For each review, we want to compute the polarity for all the concepts/tokens contained in the review. Let's do this for one single review:

In [12]:
rvw = imdb_data.iloc[0]
rvw_tokens = imdb_data['review_tokens'].iloc[0]

rvw_polarity = dict()

for concept in rvw_tokens:
    # get the polarity score from SenticNet
    try:
        polarity_score = sn.polarity_value(concept)
        rvw_polarity[concept]= polarity_score
    # ignore tokens not found in SenticNet
    except:
        pass

print('Original review:', rvw['review'])
print('\nSentiment:', rvw['sentiment'])
print('\nTokens:', rvw_tokens)
print('\nPolarity:', rvw_polarity)

Original review: One of the other reviewers has mentioned that after watching just 1 Oz episode you'll be hooked. They are right, as this is exactly what happened with me.<br /><br />The first thing that struck me about Oz was its brutality and unflinching scenes of violence, which set in right from the word GO. Trust me, this is not a show for the faint hearted or timid. This show pulls no punches with regards to drugs, sex or violence. Its is hardcore, in the classic use of the word.<br /><br />It is called OZ as that is the nickname given to the Oswald Maximum Security State Penitentary. It focuses mainly on Emerald City, an experimental section of the prison where all the cells have glass fronts and face inwards, so privacy is not high on the agenda. Em City is home to many..Aryans, Muslims, gangstas, Latinos, Christians, Italians, Irish and more....so scuffles, death stares, dodgy dealings and shady agreements are never far away.<br /><br />I would say the main appeal of the show 

We want to train our LSTM with the numerical values from the polarity dictionary, hence:

In [13]:
rvw_polarity.values()

dict_values(['0.9', '-1.0', '-0.92', '0.9', '-0.74', '0.9', '-0.64', '0.747', '-0.08', '0.161', '-0.16', '-0.83', '-0.17', '0.085', '-0.83', '-0.45', '-0.85', '0.775', '0.232', '-0.12', '-0.7', '0.9', '-0.88', '-0.81', '-0.81', '-0.91', '0.9', '0.366', '-0.83', '0.943', '-0.18', '0.9', '-0.77', '0.76', '-0.00', '0.9', '-0.82'])
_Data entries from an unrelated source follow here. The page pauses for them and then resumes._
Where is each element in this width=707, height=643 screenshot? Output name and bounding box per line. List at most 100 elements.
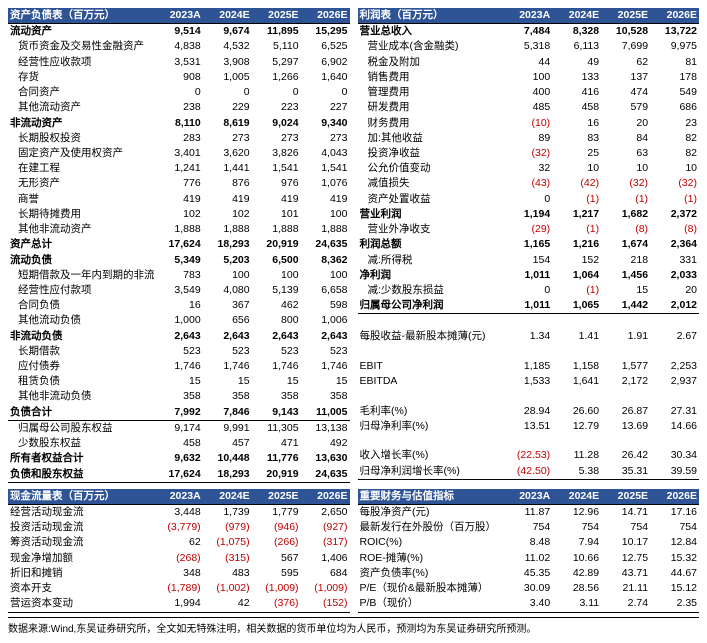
year-header: 2025E <box>601 489 650 505</box>
year-header: 2024E <box>552 489 601 505</box>
row-value: 12.79 <box>552 419 601 434</box>
row-label: 税金及附加 <box>358 55 504 70</box>
row-value: 5.38 <box>552 464 601 480</box>
row-label: 其他非流动负债 <box>8 389 154 404</box>
row-value: (927) <box>301 520 350 535</box>
table-row: 资产负债率(%)45.3542.8943.7144.67 <box>358 566 700 581</box>
row-label: EBIT <box>358 359 504 374</box>
table-row: 负债和股东权益17,62418,29320,91924,635 <box>8 467 350 483</box>
table-row: 经营性应付款项3,5494,0805,1396,658 <box>8 283 350 298</box>
row-label: 资产负债率(%) <box>358 566 504 581</box>
row-value: 13,138 <box>301 420 350 436</box>
row-value: 102 <box>154 207 203 222</box>
table-row: 其他非流动负债358358358358 <box>8 389 350 404</box>
row-value: 2,650 <box>301 505 350 521</box>
row-value: 458 <box>552 100 601 115</box>
row-value: 35.31 <box>601 464 650 480</box>
row-value: 15,295 <box>301 24 350 40</box>
row-value: 1,541 <box>301 161 350 176</box>
row-value: 5,318 <box>503 39 552 54</box>
row-value: 7.94 <box>552 535 601 550</box>
table-title: 重要财务与估值指标 <box>358 489 504 505</box>
table-row: 投资活动现金流(3,779)(979)(946)(927) <box>8 520 350 535</box>
row-value: 684 <box>301 566 350 581</box>
row-value: (1) <box>601 192 650 207</box>
table-row: 其他非流动资产1,8881,8881,8881,888 <box>8 222 350 237</box>
table-row: 投资净收益(32)256382 <box>358 146 700 161</box>
row-value: 754 <box>503 520 552 535</box>
row-value <box>503 389 552 404</box>
table-row: 长期待摊费用102102101100 <box>8 207 350 222</box>
table-row: 每股净资产(元)11.8712.9614.7117.16 <box>358 505 700 521</box>
row-value: 1,577 <box>601 359 650 374</box>
row-value: 2,033 <box>650 268 699 283</box>
row-value: 8,619 <box>203 116 252 131</box>
row-value: 457 <box>203 436 252 451</box>
row-value: 419 <box>203 192 252 207</box>
row-value: 100 <box>252 268 301 283</box>
row-value: (1,009) <box>252 581 301 596</box>
year-header: 2023A <box>503 489 552 505</box>
row-label: 每股收益-最新股本摊薄(元) <box>358 329 504 344</box>
row-value: 9,174 <box>154 420 203 436</box>
table-row: 公允价值变动32101010 <box>358 161 700 176</box>
table-title: 利润表（百万元） <box>358 8 504 24</box>
row-value: 15 <box>154 374 203 389</box>
row-label: 研发费用 <box>358 100 504 115</box>
row-value: 776 <box>154 176 203 191</box>
table-row: 财务费用(10)162023 <box>358 116 700 131</box>
balance-sheet-col: 资产负债表（百万元）2023A2024E2025E2026E流动资产9,5149… <box>8 8 350 483</box>
table-row: 折旧和摊销348483595684 <box>8 566 350 581</box>
income-statement-table: 利润表（百万元）2023A2024E2025E2026E营业总收入7,4848,… <box>358 8 700 480</box>
row-value: 12.75 <box>601 551 650 566</box>
cashflow-col: 现金流量表（百万元）2023A2024E2025E2026E经营活动现金流3,4… <box>8 489 350 613</box>
row-value: 419 <box>301 192 350 207</box>
valuation-col: 重要财务与估值指标2023A2024E2025E2026E每股净资产(元)11.… <box>358 489 700 613</box>
row-label: 财务费用 <box>358 116 504 131</box>
row-value: 1,065 <box>552 298 601 314</box>
row-value: 7,699 <box>601 39 650 54</box>
row-label: 无形资产 <box>8 176 154 191</box>
table-row: 每股收益-最新股本摊薄(元)1.341.411.912.67 <box>358 329 700 344</box>
table-row: 少数股东权益458457471492 <box>8 436 350 451</box>
row-value: 20,919 <box>252 237 301 252</box>
row-value: 783 <box>154 268 203 283</box>
row-value: 0 <box>252 85 301 100</box>
row-value: 483 <box>203 566 252 581</box>
year-header: 2023A <box>154 8 203 24</box>
row-value: 7,484 <box>503 24 552 40</box>
row-value: 1,241 <box>154 161 203 176</box>
row-value: 6,658 <box>301 283 350 298</box>
table-row: ROIC(%)8.487.9410.1712.84 <box>358 535 700 550</box>
row-value: 1,006 <box>301 313 350 328</box>
income-statement-col: 利润表（百万元）2023A2024E2025E2026E营业总收入7,4848,… <box>358 8 700 483</box>
row-label: 短期借款及一年内到期的非流动负债 <box>8 268 154 283</box>
row-value: 419 <box>252 192 301 207</box>
row-value: 8,362 <box>301 253 350 268</box>
row-value: (1) <box>650 192 699 207</box>
row-label: 现金净增加额 <box>8 551 154 566</box>
row-value: 9,340 <box>301 116 350 131</box>
row-label: 利润总额 <box>358 237 504 252</box>
year-header: 2026E <box>650 8 699 24</box>
table-row: 流动资产9,5149,67411,89515,295 <box>8 24 350 40</box>
row-value: 3.40 <box>503 596 552 612</box>
row-value: 462 <box>252 298 301 313</box>
table-row: 归母净利率(%)13.5112.7913.6914.66 <box>358 419 700 434</box>
row-value: 6,902 <box>301 55 350 70</box>
year-header: 2026E <box>301 8 350 24</box>
table-row: 无形资产7768769761,076 <box>8 176 350 191</box>
row-value: (10) <box>503 116 552 131</box>
row-value: 3,401 <box>154 146 203 161</box>
row-value: 10,448 <box>203 451 252 466</box>
table-row: 现金净增加额(268)(315)5671,406 <box>8 551 350 566</box>
row-label: 归属母公司股东权益 <box>8 420 154 436</box>
row-value <box>552 389 601 404</box>
table-row <box>358 344 700 359</box>
row-value: 1,641 <box>552 374 601 389</box>
row-label: 非流动负债 <box>8 329 154 344</box>
row-value <box>552 434 601 449</box>
row-value: (1) <box>552 283 601 298</box>
row-value: 6,113 <box>552 39 601 54</box>
row-value: 5,203 <box>203 253 252 268</box>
Let's now inference the polarity for all the reviews.

In [None]:
# This function gets an array of tokens and returns an array of polarity scores

def get_polarity_scores(tokens):
    polarity_scores = []
    
    for token in tokens:
        # Get the polarity score from SenticNet
        try:
            polarity_scores.append(sn.polarity_value(token))
        # Ignore tokens not found in SenticNet
        except:
            pass
    
    return polarity_scores


# apply function to the dataset
imdb_data['pol_scores'] = imdb_data['review_tokens'].apply(lambda x : get_polarity_scores(x))

imdb_data.sample(5)

We are now ready to train our LSTM model.
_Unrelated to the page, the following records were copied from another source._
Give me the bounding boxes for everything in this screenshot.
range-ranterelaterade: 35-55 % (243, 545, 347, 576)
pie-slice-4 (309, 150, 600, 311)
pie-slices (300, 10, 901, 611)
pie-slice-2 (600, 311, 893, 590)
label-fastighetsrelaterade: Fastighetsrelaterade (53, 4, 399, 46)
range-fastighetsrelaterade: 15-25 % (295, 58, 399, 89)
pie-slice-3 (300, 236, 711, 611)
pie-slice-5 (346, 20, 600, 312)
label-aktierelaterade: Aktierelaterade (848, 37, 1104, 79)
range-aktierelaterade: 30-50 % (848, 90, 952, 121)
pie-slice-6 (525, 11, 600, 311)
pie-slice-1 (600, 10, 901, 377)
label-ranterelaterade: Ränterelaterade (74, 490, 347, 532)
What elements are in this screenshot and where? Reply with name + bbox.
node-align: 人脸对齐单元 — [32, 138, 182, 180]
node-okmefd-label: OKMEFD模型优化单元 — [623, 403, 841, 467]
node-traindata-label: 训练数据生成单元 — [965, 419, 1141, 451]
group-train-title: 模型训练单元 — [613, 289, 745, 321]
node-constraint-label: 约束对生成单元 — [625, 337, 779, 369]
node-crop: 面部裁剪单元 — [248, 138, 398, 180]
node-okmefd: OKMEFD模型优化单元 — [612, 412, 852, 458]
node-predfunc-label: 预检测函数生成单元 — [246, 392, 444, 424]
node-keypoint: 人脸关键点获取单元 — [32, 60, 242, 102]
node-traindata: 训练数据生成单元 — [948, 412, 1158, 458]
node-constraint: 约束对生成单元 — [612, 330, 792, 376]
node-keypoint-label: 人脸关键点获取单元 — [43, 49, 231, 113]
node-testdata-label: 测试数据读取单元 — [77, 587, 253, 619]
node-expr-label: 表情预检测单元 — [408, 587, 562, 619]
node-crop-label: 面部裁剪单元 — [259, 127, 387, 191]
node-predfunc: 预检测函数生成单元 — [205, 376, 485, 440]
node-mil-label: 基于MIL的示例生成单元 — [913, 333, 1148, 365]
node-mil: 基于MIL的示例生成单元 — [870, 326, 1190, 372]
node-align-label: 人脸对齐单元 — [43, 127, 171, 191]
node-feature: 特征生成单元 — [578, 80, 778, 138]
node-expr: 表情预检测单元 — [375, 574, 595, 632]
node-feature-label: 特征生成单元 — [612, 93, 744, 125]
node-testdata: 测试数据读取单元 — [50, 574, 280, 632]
**Neural : simple NN model**

We start by dividing the dataset into train, validation and test.

In [None]:
# X = polarity scores, y = sentiment labels
X = imdb_data['pol_scores'].to_list()
y = imdb_data['sentiment'].to_numpy()

# all the arrays in X have different length, so we need to 'pad' them
X = pad_sequences(X, padding='post', dtype=float)

# split dataset: train/test
X_train, X_test, y_train, y_test = train_test_split(X, y, test_size=0.2, random_state=42)
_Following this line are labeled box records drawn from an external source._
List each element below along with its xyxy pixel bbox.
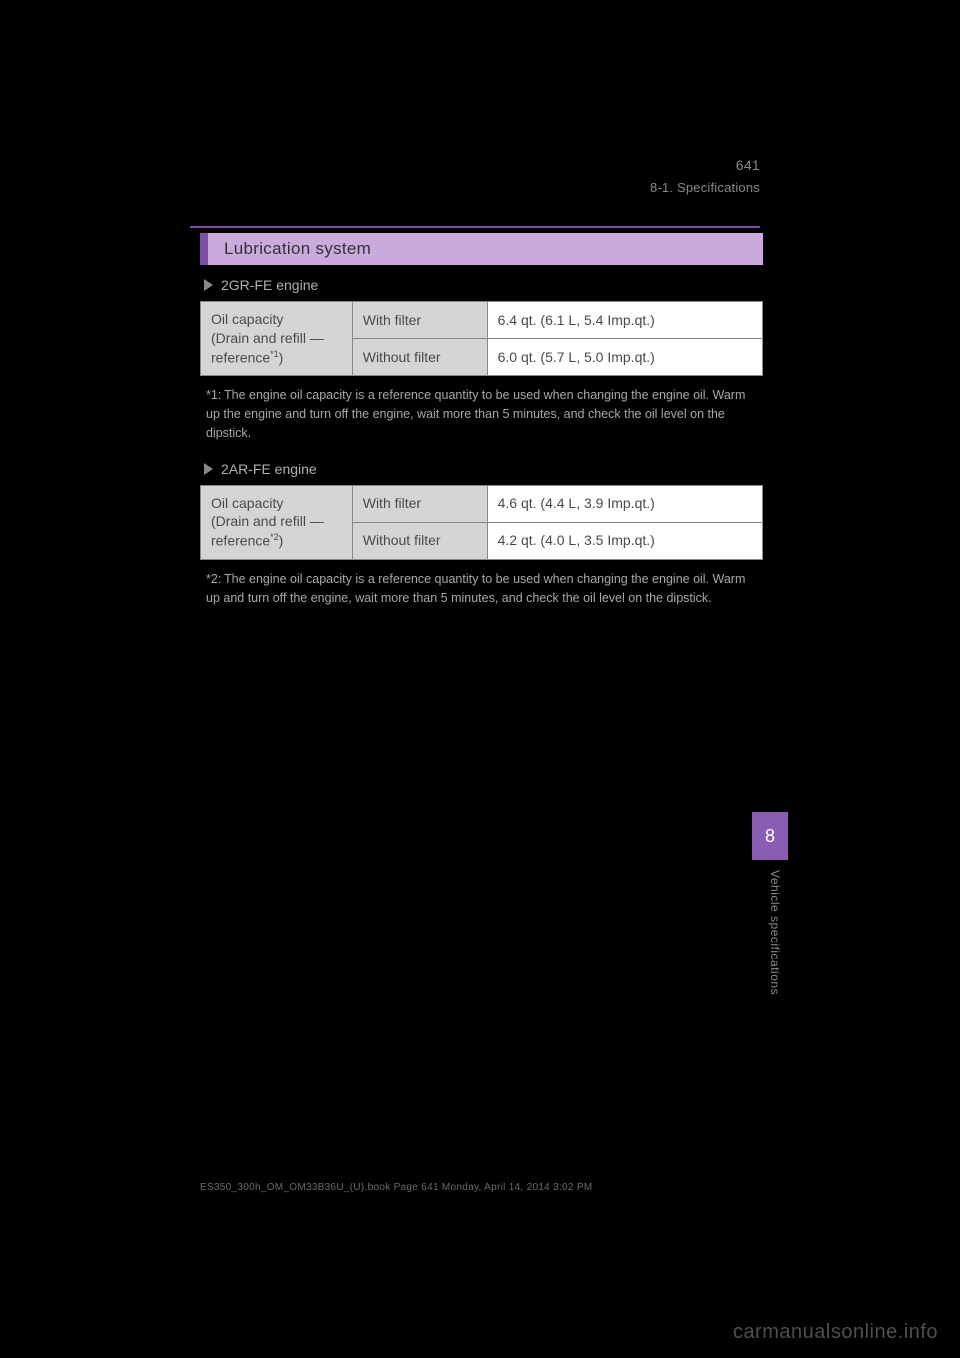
spec-table: Oil capacity (Drain and refill — referen… xyxy=(200,301,763,376)
subheading-text: 2AR-FE engine xyxy=(221,461,317,477)
cell: Without filter xyxy=(352,522,487,559)
table-row: Oil capacity (Drain and refill — referen… xyxy=(201,485,763,522)
label-text: reference xyxy=(211,533,270,549)
chevron-right-icon xyxy=(204,463,213,475)
footnote-text: The engine oil capacity is a reference q… xyxy=(206,388,745,440)
cell: 6.4 qt. (6.1 L, 5.4 Imp.qt.) xyxy=(487,302,762,339)
label-text: ) xyxy=(279,533,284,549)
section-tab: 8 xyxy=(752,812,788,860)
row-label: Oil capacity (Drain and refill — referen… xyxy=(201,485,353,559)
page-number: 641 xyxy=(736,157,760,173)
footnote: *1:The engine oil capacity is a referenc… xyxy=(200,386,763,442)
cell: 4.6 qt. (4.4 L, 3.9 Imp.qt.) xyxy=(487,485,762,522)
subheading: 2GR-FE engine xyxy=(200,277,763,293)
cell: With filter xyxy=(352,302,487,339)
section-tab-label: Vehicle specifications xyxy=(768,870,782,995)
row-label: Oil capacity (Drain and refill — referen… xyxy=(201,302,353,376)
label-text: (Drain and refill — xyxy=(211,330,324,346)
spec-table: Oil capacity (Drain and refill — referen… xyxy=(200,485,763,560)
cell: 6.0 qt. (5.7 L, 5.0 Imp.qt.) xyxy=(487,339,762,376)
superscript: *2 xyxy=(270,532,279,542)
label-text: Oil capacity xyxy=(211,495,283,511)
subheading: 2AR-FE engine xyxy=(200,461,763,477)
chevron-right-icon xyxy=(204,279,213,291)
cell: 4.2 qt. (4.0 L, 3.5 Imp.qt.) xyxy=(487,522,762,559)
superscript: *1 xyxy=(270,349,279,359)
subheading-text: 2GR-FE engine xyxy=(221,277,318,293)
table-row: Oil capacity (Drain and refill — referen… xyxy=(201,302,763,339)
section-heading: Lubrication system xyxy=(200,233,763,265)
footnote-id: *1: xyxy=(206,386,224,405)
source-file-stamp: ES350_300h_OM_OM33B36U_(U).book Page 641… xyxy=(200,1182,592,1193)
cell: Without filter xyxy=(352,339,487,376)
label-text: reference xyxy=(211,349,270,365)
cell: With filter xyxy=(352,485,487,522)
footnote-text: The engine oil capacity is a reference q… xyxy=(206,572,745,605)
page-content: Lubrication system 2GR-FE engine Oil cap… xyxy=(200,183,763,607)
footnote: *2:The engine oil capacity is a referenc… xyxy=(200,570,763,608)
footnote-id: *2: xyxy=(206,570,224,589)
label-text: Oil capacity xyxy=(211,311,283,327)
watermark: carmanualsonline.info xyxy=(733,1321,938,1344)
label-text: (Drain and refill — xyxy=(211,513,324,529)
label-text: ) xyxy=(279,349,284,365)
# split dataset: train/val
X_train, X_val, y_train, y_val = train_test_split(X_train, y_train, test_size=0.2, random_state=42)


print(X_train.shape)
print(X_val.shape)
print(X_test.shape)

Create the model:

In [None]:
# Define the neural network model
model = Sequential([
    Dense(64, activation='relu', input_shape=(X_train.shape[1],)),
    Dropout(0.2),
    Dense(32, activation='relu'),
    Dropout(0.2),
    Dense(16, activation='relu'),
    Dropout(0.2),
    Dense(1, activation='sigmoid')
])


# Compile the model
model.compile(optimizer='adam', loss='binary_crossentropy', metrics=['accuracy'])

model.summary()

Train the model:

(**Accuracy will NOT be high!**)

In [None]:
# Train model

results = model.fit(X_train, y_train, epochs=30, batch_size=64, validation_data=(X_val, y_val))

**Task 2 (optional)**

Evaluate the model on:
- validation set
- test set

In [None]:
# write here your code

As you can observe, the accuracy is pretty low, this can be due to different factors (in primis, the simplicity of the model). Try to change the Neural Network structure. Would a RNN/LSTM structure be more efficient?